Антонина Коптяева - Том 5. Дар земли
Она не собиралась дразнить, а тем более оскорбить свекровь, в глубине души памятуя, что невестка в доме, по законам шариата, последний человек, но впечатление от ее неосторожно вылетевших слов было ошеломительным.
— Нас не приняли бы?! — Наджия уперлась кулаками в литые свои бока и двинулась к дерзкой невестке. — Это нас-то не приняли бы?! Мой муж — Герой Труда, знаменитый человек в республике — и вдруг не годится для какой-то бригады?
— Не какой-то, а коммунистической, — возразила Фатима, на всякий случай отодвигаясь на лавке вместе с тазиком картофеля.
— Да вы прежде научитесь работать так, как Ярулла Низамович! — свистящим шепотом посоветовала Наджия, у которой от непривычной ярости пропал голос.
— Там надо не только работать, но и жить по-новому.
— A-а! Будто он не член бюро обкома партии! Будто он не бывал на приемах в Кремле!
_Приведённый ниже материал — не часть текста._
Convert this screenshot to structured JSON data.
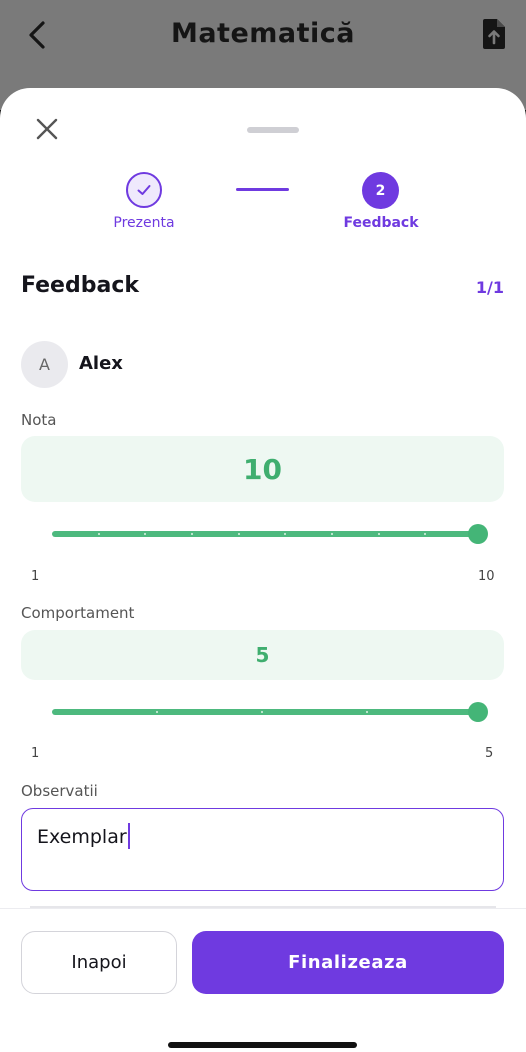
{
  "header": {
    "title": "Matematică"
  },
  "sheet": {
    "steps": [
      {
        "label": "Prezenta",
        "status": "done"
      },
      {
        "label": "Feedback",
        "number": "2",
        "status": "active"
      }
    ],
    "section_title": "Feedback",
    "counter": "1/1",
    "student": {
      "initial": "A",
      "name": "Alex"
    },
    "grade": {
      "label": "Nota",
      "value": "10",
      "min_label": "1",
      "max_label": "10",
      "min": 1,
      "max": 10,
      "current": 10
    },
    "behavior": {
      "label": "Comportament",
      "value": "5",
      "min_label": "1",
      "max_label": "5",
      "min": 1,
      "max": 5,
      "current": 5
    },
    "notes": {
      "label": "Observatii",
      "value": "Exemplar"
    }
  },
  "footer": {
    "back_label": "Inapoi",
    "finish_label": "Finalizeaza"
  },
  "colors": {
    "accent": "#6f3ae0",
    "success": "#44b577",
    "success_bg": "#eef8f2"
  }
}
А кого это выбрали депутатом Верховного Совета?
— Спросите Минсулу, Ахмадшу спросите, почему они страдают! — храбро защищалась Фатима. — Если бы их дела обсуждались коллективно, наверно, придумали бы что-нибудь получше. А то никто вас не вразумил, и вы сделали детей несчастными.
Вдруг, настороженная зловещим молчанием свекрови, Фатима оглянулась и тоже сразу умолкла: на пороге кухни стоял бледный до серости Ярулла и неподвижно смотрел куда-то поверх ее головы.
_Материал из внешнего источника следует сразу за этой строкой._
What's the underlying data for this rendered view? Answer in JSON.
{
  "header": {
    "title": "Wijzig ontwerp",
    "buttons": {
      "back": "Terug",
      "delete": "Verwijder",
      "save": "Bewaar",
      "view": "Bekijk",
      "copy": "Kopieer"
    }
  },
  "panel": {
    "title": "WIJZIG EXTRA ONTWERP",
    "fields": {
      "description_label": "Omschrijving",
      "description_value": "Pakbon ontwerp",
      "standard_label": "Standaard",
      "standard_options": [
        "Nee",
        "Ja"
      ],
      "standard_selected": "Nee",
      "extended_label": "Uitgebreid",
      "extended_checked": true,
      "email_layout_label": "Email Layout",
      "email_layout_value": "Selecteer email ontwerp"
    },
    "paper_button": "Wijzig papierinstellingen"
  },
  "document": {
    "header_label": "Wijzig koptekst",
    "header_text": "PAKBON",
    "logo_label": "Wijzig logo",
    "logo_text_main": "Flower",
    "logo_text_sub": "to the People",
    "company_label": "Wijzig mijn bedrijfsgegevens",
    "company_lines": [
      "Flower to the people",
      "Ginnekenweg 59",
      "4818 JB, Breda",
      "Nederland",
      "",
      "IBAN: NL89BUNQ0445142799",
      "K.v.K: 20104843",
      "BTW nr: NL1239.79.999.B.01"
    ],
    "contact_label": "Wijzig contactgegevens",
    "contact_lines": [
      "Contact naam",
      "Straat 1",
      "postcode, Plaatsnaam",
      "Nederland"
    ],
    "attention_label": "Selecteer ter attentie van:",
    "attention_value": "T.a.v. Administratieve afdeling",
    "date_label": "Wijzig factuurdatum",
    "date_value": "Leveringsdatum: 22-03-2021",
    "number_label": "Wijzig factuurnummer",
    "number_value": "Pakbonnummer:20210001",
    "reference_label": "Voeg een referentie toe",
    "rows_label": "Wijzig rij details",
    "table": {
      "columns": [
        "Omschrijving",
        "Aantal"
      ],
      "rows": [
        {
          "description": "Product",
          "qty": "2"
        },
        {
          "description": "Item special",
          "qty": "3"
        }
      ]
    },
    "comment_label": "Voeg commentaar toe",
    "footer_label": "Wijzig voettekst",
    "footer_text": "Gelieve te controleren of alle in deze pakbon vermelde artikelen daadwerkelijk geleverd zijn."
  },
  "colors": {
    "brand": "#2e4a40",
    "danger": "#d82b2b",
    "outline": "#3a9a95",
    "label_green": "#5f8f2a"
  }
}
С минуту Фатима сидела не двигаясь, потом робко повернула голову, пытаясь понять, куда смотрит свекор. Слабая надежда шевельнулась в ее душе: может быть, он и не слышал ничего, а только что подошел к двери кухни. Но почему он не входит? Стоит и молчит как столб. Уж лучше бы выругал!
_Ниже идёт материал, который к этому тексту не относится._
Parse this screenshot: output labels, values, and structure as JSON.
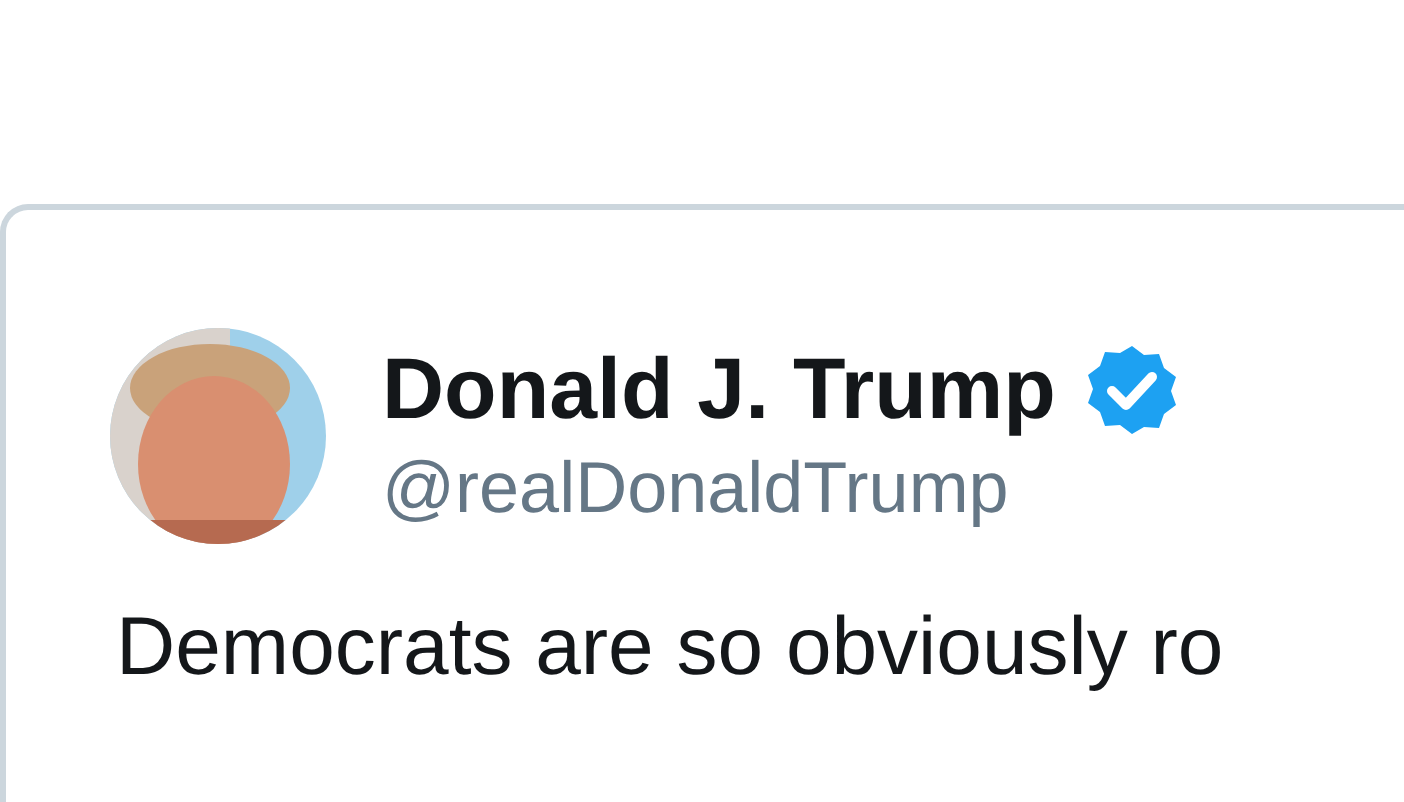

Фатима никогда не слышала брани свекра, но сейчас надо было во что бы то ни стало нарушить это невыносимое молчание.
— Что вы хотите сказать, отец? — сдавленным голосом, вежливо осведомилась она, чувствуя, как холодные мурашки шевелятся на ее плечах и затылке.
Ярулла не ответил, все так же разглядывая на стене нечто видимое только ему одному. И тогда опять прорвалась Наджия:
— Еще не заслужили права называться коммунистической бригадой, а уже бьете родителей прямо в сердце! — злобно сказала она. — Вас в эту бригаду и близко не надо пускать!
20Ярулла ушел, так и не проронив ни слова. Но не родительская спесь помешала ему унизиться до спора с невесткой. Нет, он был потрясен ее бесхитростными речами, которые заставили его взглянуть на себя со стороны, представить, как оценил бы его поведение товарищеский партийный коллектив.
«Не зря началось соревнование за право называться бригадами коммунистического труда. Не то что прежде: ударники, стахановцы, отличники производства — это новый этап в жизни рабочего класса, — размышлял Ярулла по дороге на буровую, сидя в вахтовом автобусе. — Но на кого же равняться? С кого брать пример? Что надо? Хорошо, с огоньком трудиться? Пьянку, драки, разврат и прочие такие штуки ликвидировать с корнем? Само собой разумеется! Но вот я никогда не пил, не дрался, в карты не играл, не развратничал — и вдруг молоденькая болтушка заявляет: нельзя Яруллу Низамова принять в бригаду коммунистического труда!»
Несколько минут он в каком-то полузабытьи смотрел на горы и поля, по которым шагали опоры высоковольтных передач. Плакучие березы машут вслед автобусу гибкими ветвями, летят с них последние желтые искры — листья. Вдали над лесом виднеются ажурные фермы — телеантенны недавно построенного диспетчерского пункта: все крепче охватывает промыслы автоматика. Жизнь движется вперед и все новые запросы предъявляет людям. Или это люди беспокойнее становятся?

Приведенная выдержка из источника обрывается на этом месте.